De titel van de bundel is uitstekend gekozen. Een dode kamer is een ruimte voor akoestische opnames en metingen; ze heeft wanden die alle geluid maximaal absorberen. Ook op een andere manier geeft de titel te denken.

Ontbrekende handvatten
De titel Donkere kamer verwijst volgens het achterplat eveneens naar een kunstwerk van Ann Veronica Janssens: een mistige ruimte met wisselende kleuren, wat een sferisch, maar ook dempend gevoel oplevert. Daar sluiten Spinoys gedichten goed bij aan. Van werkelijk menselijk contact tussen de personages is in het werk geen sprake. Niet zelden ontbreken handvatten om de buitenwereld concreet te beleven:

Een hagelwitte zomerregendag in dit
of op een ander continent.

Door het verblindend daglicht in de witte zaal
de watergroene binnentuin
de stortbui in de hete binnenstad

glijdt uit het niets
zo'n vissige fiets

met op de naaf een aluminium schijf
die al dit licht vangt en opeens

de aardas met een knik verdraait

en al de rest onmerkbaar eerst
verschuiven doet.

Met de hagelwitte regen lijkt het gedicht uit het omringende wit te kruipen en na een onmerkbare verschuiving vervaagt het weer in dat wit. De vaagheid wordt versterkt doordat het gedicht vol staat met woorden die elkaar lijken uit te sluiten. Hagel en zomerregen; de regen en al het witte licht en de witte zaal; de buitenruimten van de binnentuin en -stad. Dat het gedicht zich op dit of op een ander continent afspeelt, maakt de beschreven belevenis ronduit een fictieve: zij vindt volledig plaats in de verbeelding van het gedicht.

Postmoderne romantiek
In het oeuvre van Spinoy zijn zeker twee constanten aan te wijzen. De eerste is een hang naar romantiek (iets waaraan hij zich ook in het Gedichtendagessay As/zteken (2012) schatplichtig acht). Vooral in zijn vroege werk lijkt de dichter hierdoor soms een vazal in dienst van een oud koninkrijk. Ook in deze bundel kom je bijbehorende thema's tegen: met name dat van het onbenoembare of ongrijpbare andereDe tweede consistente is zijn voorliefde voor 'witte woorden', zoals 'dauwwit', 'sneeuwwit' en 'rijp'. Als meest gebruikte witte woord staat 'hagelwit' met stip bovenaan – alleen al in Dode kamer zie je het een keer of zeven terug. De witte woorden betreffen vaak pseudowitten (want hoe wit is hagel nu eigenlijk?) die verdwijnen zodra (weers)omstandigheden veranderen. Zien we hier een poëtica van negatie terug waarin taal niet naar de wereld om ons heen verwijst, maar alleen naar zichzelf?
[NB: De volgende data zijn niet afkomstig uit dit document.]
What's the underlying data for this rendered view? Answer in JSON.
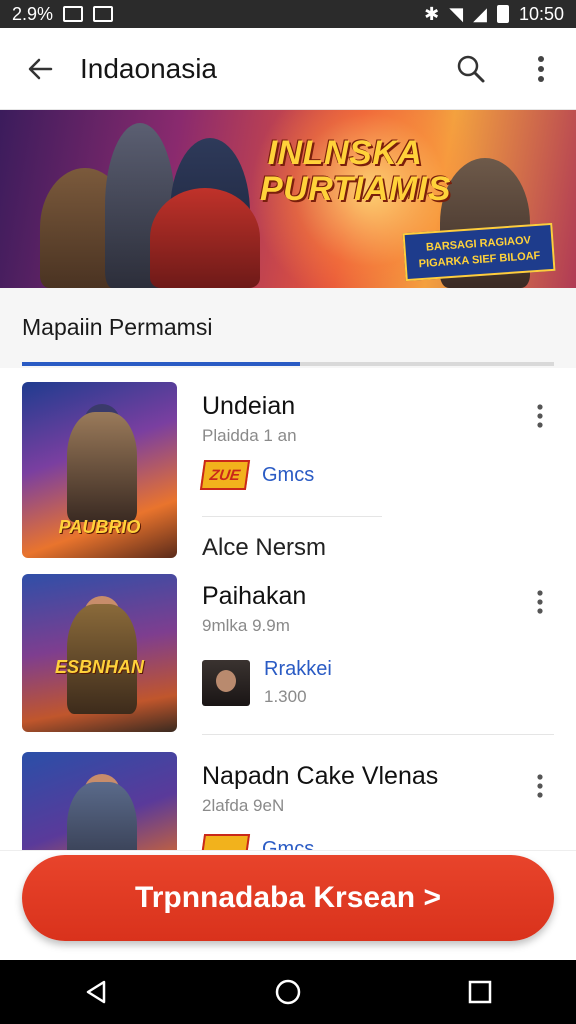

Je kunt bovendien vermoeden dat deze witte voorliefde samenhangt met een drang om het onrepresenteerbare te representeren – iets wat in beginsel onmogelijk is. Dit onrepresenteerbare is wel voelbaar in een vloeibaar, veranderlijk taalgebruik. Althans, volgens Jean-François Lyotard, van wie een motto voorin Dode kamer afkomstig is. Spinoy, die de postmoderne filosoof behandelde in zijn proefschrift Twee handen in het lege. Paul van Ostaijen en de esthetica van het verhevene (Kant, Lyotard) (1994), komt met de onbestendigheid van zijn pseudowitten aan dat vloeibare, veranderlijke taalgebruik tegemoet.

Cyberlamp
Maar ook zonder diepgravende beschouwingen kom je de bundel goed door. De nevenstellingen in de gedichten van observaties en beelden doen wellicht denken aan het werk van Martin Reints. De soms wetenschappelijke woordkeus (zoals 'cyberlamp' en 'bewegingsynthese') doet denken aan het frisse taalgebruik van Sybren Polet. Het geeft deze poëzie de beleving van het aandachtig kijken naar een intrigerend fotoboek.


Gepubliceerd op 8WEEKLY.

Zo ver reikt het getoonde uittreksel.